All those decisions state three main principles.

(1) The interception of communications made by those who took part to the conversation cannot be considered either a criminal offence[6] or a civil wrong[7]. In fact, when a person talks with someone implicitly waives his right to maintain private the information he shares and accepts the risk of being recorded[8]. Therefore, no question arises on the use of such intercepted material.

(2) On the contrary, the interception of communication made by those who are strangers to the conversation is considered a criminal offence (art. 615 bis Italian Criminal Code) and a violation of articles 14 and 15 of the Italian Constitution.

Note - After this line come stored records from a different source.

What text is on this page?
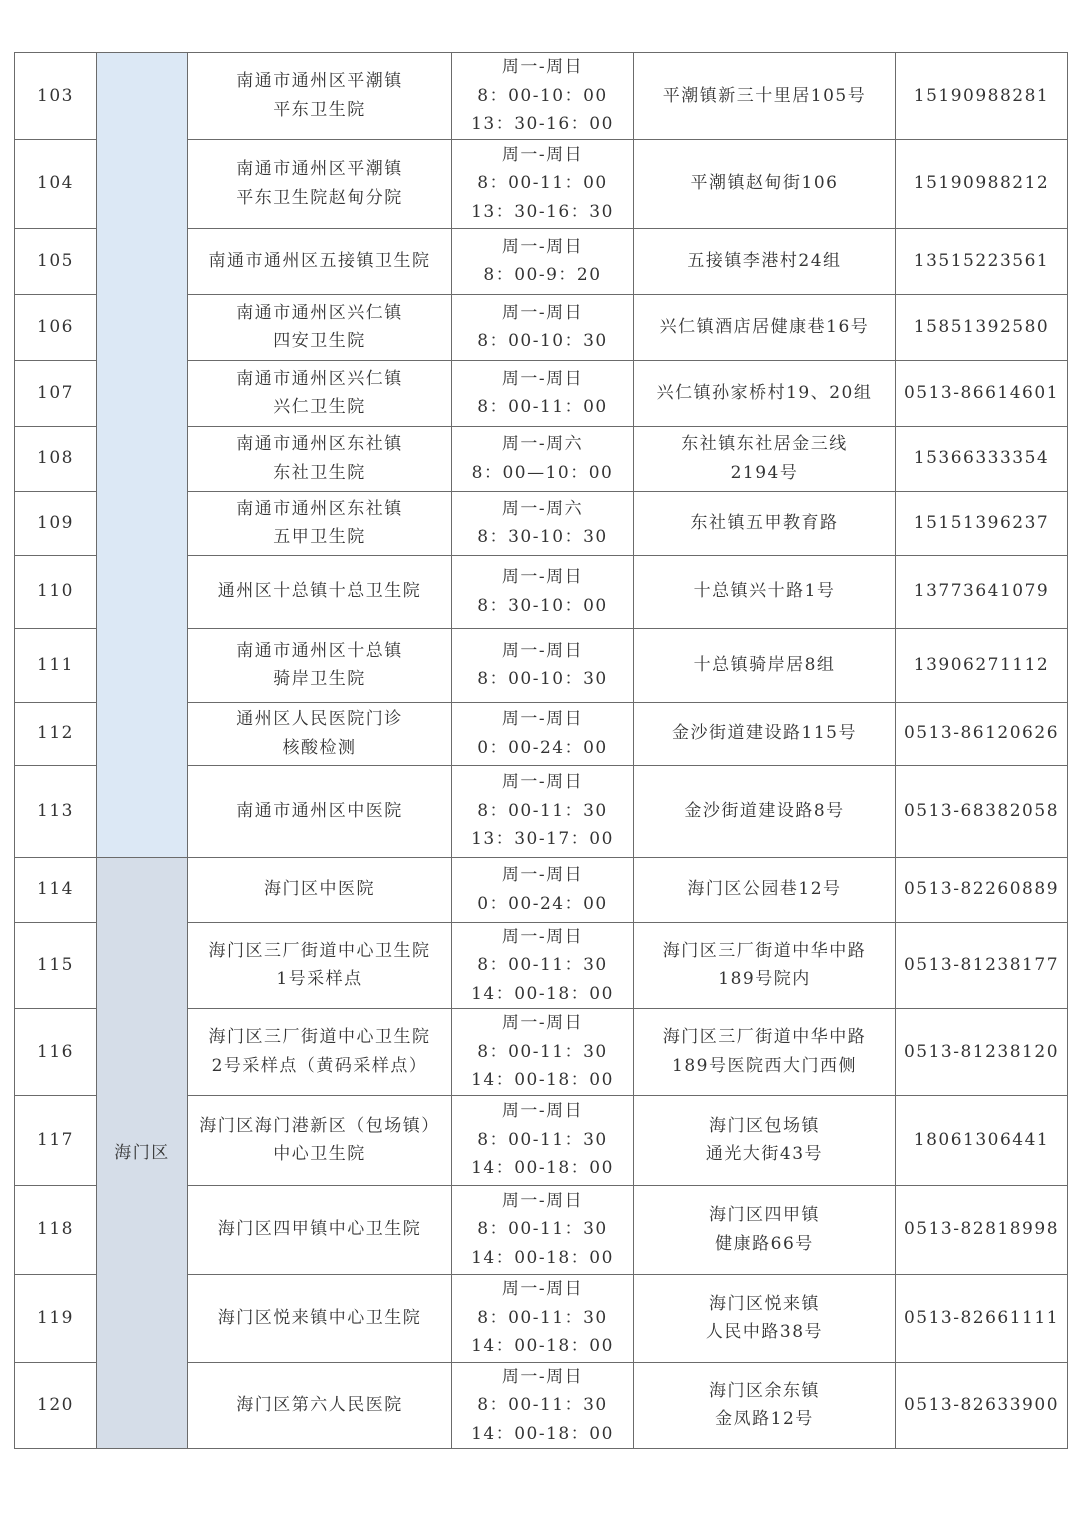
103		南通市通州区平潮镇
平东卫生院	周一-周日
8：00-10：00
13：30-16：00	平潮镇新三十里居105号	15190988281
104		南通市通州区平潮镇
平东卫生院赵甸分院	周一-周日
8：00-11：00
13：30-16：30	平潮镇赵甸街106	15190988212
105		南通市通州区五接镇卫生院	周一-周日
8：00-9：20	五接镇李港村24组	13515223561
106		南通市通州区兴仁镇
四安卫生院	周一-周日
8：00-10：30	兴仁镇酒店居健康巷16号	15851392580
107		南通市通州区兴仁镇
兴仁卫生院	周一-周日
8：00-11：00	兴仁镇孙家桥村19、20组	0513-86614601
108		南通市通州区东社镇
东社卫生院	周一-周六
8：00—10：00	东社镇东社居金三线
2194号	15366333354
109		南通市通州区东社镇
五甲卫生院	周一-周六
8：30-10：30	东社镇五甲教育路	15151396237
110		通州区十总镇十总卫生院	周一-周日
8：30-10：00	十总镇兴十路1号	13773641079
111		南通市通州区十总镇
骑岸卫生院	周一-周日
8：00-10：30	十总镇骑岸居8组	13906271112
112		通州区人民医院门诊
核酸检测	周一-周日
0：00-24：00	金沙街道建设路115号	0513-86120626
113		南通市通州区中医院	周一-周日
8：00-11：30
13：30-17：00	金沙街道建设路8号	0513-68382058
114	海门区	海门区中医院	周一-周日
0：00-24：00	海门区公园巷12号	0513-82260889
115		海门区三厂街道中心卫生院
1号采样点	周一-周日
8：00-11：30
14：00-18：00	海门区三厂街道中华中路
189号院内	0513-81238177
116		海门区三厂街道中心卫生院
2号采样点（黄码采样点）	周一-周日
8：00-11：30
14：00-18：00	海门区三厂街道中华中路
189号医院西大门西侧	0513-81238120
117		海门区海门港新区（包场镇）
中心卫生院	周一-周日
8：00-11：30
14：00-18：00	海门区包场镇
通光大街43号	18061306441
118		海门区四甲镇中心卫生院	周一-周日
8：00-11：30
14：00-18：00	海门区四甲镇
健康路66号	0513-82818998
119		海门区悦来镇中心卫生院	周一-周日
8：00-11：30
14：00-18：00	海门区悦来镇
人民中路38号	0513-82661111
120		海门区第六人民医院	周一-周日
8：00-11：30
14：00-18：00	海门区余东镇
金凤路12号	0513-82633900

(3) Since the intercepted materials are obtained in violation of the Italian Constitution, civil judges concur to rule them out[9].

Conclusion

The question on the admissibility of intercepted materials may at first sight seem simple, especially given the widespread use of intercept as evidence across the world. It is in fact far from straightforward.

We are facing again a clash of important values: on one hand, the interest of achieving justice in the particular case and on the other the protection of the right of confidentiality (safeguarded by art. 8 ECHR) and, ultimately, the right of a fair trial (art. 6 ECHR).

Both legal systems agree to ban intercepted material. However, the UK reaches this conclusion by an explicit and automatic exclusionary rule (s.17 RIPA), while  Italy seems to follow a longstanding jurisprudence.


[1] It is a criminal offence for a person intentionally and without lawful authority to intercept, at any place in the United Kingdom, any communication in the course of its transmission by means of (a) a public postal service; or (b) a public telecommunication system or (c) a private telecommunication system.

[2] It is considered a civil wrong if the person intercepting the communication has an express or implied consent of the other party or has the right to control the operation or the use of a private telecommunication system.

[3] S.17 and s.18.

[4] Illegally Obtained Evidence in Civil Proceedings: the English and the Italian position.

[5] There is one in the criminal procedure code, art. 240 c.p.p., which applies to criminal proceedings only.

[6] Art. 615 bis of Italian Criminal Code punish the interception only if it is made by those who are not allow to participate to the conversation.

[7] Since no right to privacy could be claimed.

[8] See, Supreme Court, 24th September 2003, n. 36747; Supreme Court, 11th December 1993, n. 12206; Supreme Court, 11th September 1996, n. 8219 and Supreme Court, 13th May 2011, n. 18908.

[9] See, Court of Appeal Milan, 9th July 1971; Tribunal of Rome, 14th March 1973 and Court of Appeal Rome, 25th July 2000.